Czech Republic: Common Terns on floating islands
Common Terns Sterna hirundo travel all the way from southern Africa to reach their breeding grounds – a journey of up to 10,000 kilometres. Unfortunately, when they get there, suitable habitat is hard to find. In central Europe, the species breeds on low gravel islands and river banks – however, with dams and other modifications to watercourses, these habitats are becoming more and more scarce. In the Czech Republic, HeidelbergCement worked with Czech Society of Ornithology (BirdLife Partner) to set up a series of floating concrete islands within the quarry site, where the birds can feed and breed undisturbed.
UK: Common Barn Owls at a former quarry
Tice’s Meadow in Surrey, UK is a former HeidelbergCement quarry that has been restored to meadows, woodland and wetland habitats forming now a local nature reserve. Volunteers from the local community installed a range of nest boxes throughout the site, one of which has become a luxury home for Common Barn Owls Tyto alba. This year, they have raised four chicks that are almost ready to fledge!
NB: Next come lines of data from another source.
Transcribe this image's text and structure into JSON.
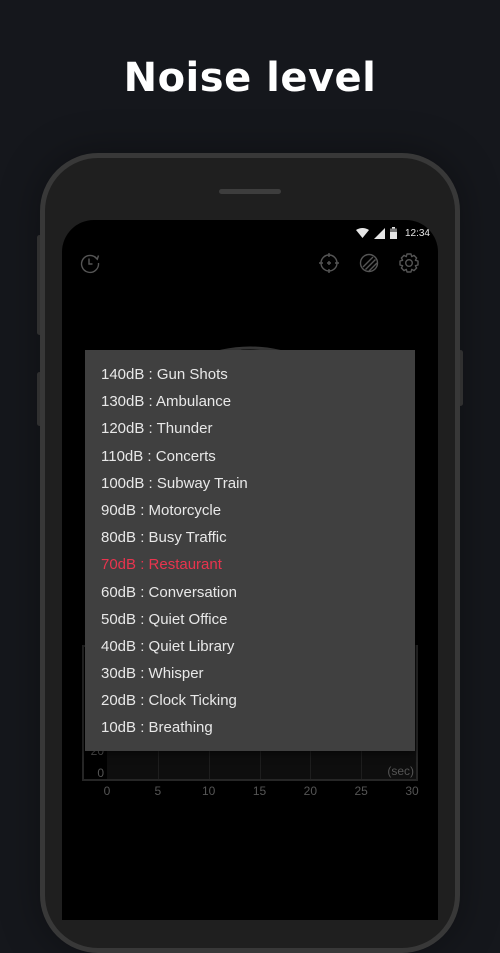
{
  "page": {
    "title": "Noise level"
  },
  "status_bar": {
    "time": "12:34",
    "icons": [
      "wifi-icon",
      "cellular-signal-icon",
      "battery-icon"
    ]
  },
  "toolbar": {
    "left": [
      {
        "icon": "history-icon",
        "label": "History"
      }
    ],
    "right": [
      {
        "icon": "calibrate-crosshair-icon",
        "label": "Calibrate"
      },
      {
        "icon": "theme-toggle-icon",
        "label": "Theme"
      },
      {
        "icon": "settings-gear-icon",
        "label": "Settings"
      }
    ]
  },
  "noise_reference_popup": {
    "highlight_color": "#e8344e",
    "selected_index": 7,
    "items": [
      {
        "label": "140dB : Gun Shots"
      },
      {
        "label": "130dB : Ambulance"
      },
      {
        "label": "120dB : Thunder"
      },
      {
        "label": "110dB : Concerts"
      },
      {
        "label": "100dB : Subway Train"
      },
      {
        "label": "90dB : Motorcycle"
      },
      {
        "label": "80dB : Busy Traffic"
      },
      {
        "label": "70dB : Restaurant"
      },
      {
        "label": "60dB : Conversation"
      },
      {
        "label": "50dB : Quiet Office"
      },
      {
        "label": "40dB : Quiet Library"
      },
      {
        "label": "30dB : Whisper"
      },
      {
        "label": "20dB : Clock Ticking"
      },
      {
        "label": "10dB : Breathing"
      }
    ]
  },
  "chart_data": {
    "type": "line",
    "title": "",
    "xlabel": "(sec)",
    "ylabel": "",
    "x_ticks": [
      "0",
      "5",
      "10",
      "15",
      "20",
      "25",
      "30"
    ],
    "y_ticks_visible": [
      "0",
      "20"
    ],
    "xlim": [
      0,
      30
    ],
    "grid": true,
    "series": []
  }
}
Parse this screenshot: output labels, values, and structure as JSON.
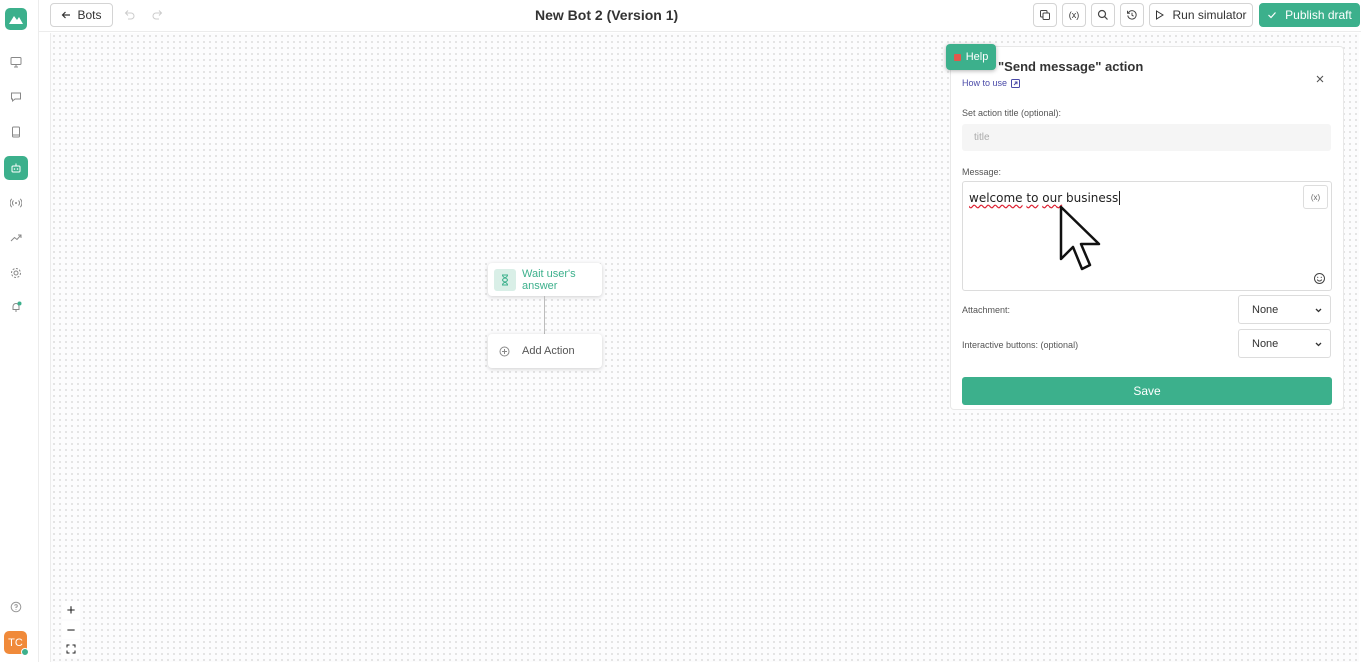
{
  "header": {
    "back_label": "Bots",
    "title": "New Bot 2 (Version 1)",
    "run_simulator_label": "Run simulator",
    "publish_label": "Publish draft"
  },
  "sidebar": {
    "icons": [
      "monitor-icon",
      "chat-icon",
      "book-icon",
      "bot-icon",
      "broadcast-icon",
      "trend-icon",
      "gear-icon",
      "bell-icon"
    ],
    "active": "bot-icon",
    "avatar_initials": "TC"
  },
  "canvas": {
    "wait_node_label": "Wait user's answer",
    "add_action_label": "Add Action",
    "zoom_in": "+",
    "zoom_out": "−"
  },
  "panel": {
    "help_label": "Help",
    "title": "\"Send message\" action",
    "how_to_use": "How to use",
    "action_title_label": "Set action title (optional):",
    "action_title_placeholder": "title",
    "message_label": "Message:",
    "message_words": [
      "welcome",
      "to",
      "our",
      "business"
    ],
    "variable_button": "(x)",
    "attachment_label": "Attachment:",
    "attachment_value": "None",
    "interactive_label": "Interactive buttons: (optional)",
    "interactive_value": "None",
    "save_label": "Save"
  },
  "colors": {
    "accent": "#3cb08c",
    "link": "#4a4aa8"
  }
}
Latvia: Black Storks on a tall treetop
Unlike the iconic White Stork Ciconia ciconia, which often nests on top of people’s houses, the Black Stork Ciconia nigra is a very shy bird that avoids all human contact. The storks build their nests on the tops of tall trees, at least 25 metres from the ground. This nest camera, set up by the Latvian Fund for Nature, is one of the only ways to get an insight into the life of this secretive bird.
Latvia: Northern Goshawks in an industrial landscape
Raptors may be fearsome hunters, but they are also caring and dedicated parents. These majestic birds of prey spend much of the breeding season catching small birds and mammals for their hungry chicks. The female Northern Goshawk Accipiter gentilis in this live stream, set up by the Latvian Fund for Nature, is renowned for her assertive personality, often attacking people when they get too close to the nest. But overall, the pair are very accustomed to the activity of the industrial facility they live alongside.
UK: Common Swifts’ magic moments
Common Swifts Apus apus love to nest in gaps beneath the rooves of old houses and churches – but modern buildings don’t have as many nooks and crannies. That’s why more and more people are installing artificial nest boxes. When they find a suitable spot, swifts build a nest out of any materials they can gather on the wing, including feathers, straw and seeds, cemented together with their own saliva. Salli Roskilly, a dedicated swift enthusiast from the UK, has put together a playlist of the most magic moments from the swifts that nest in her roof.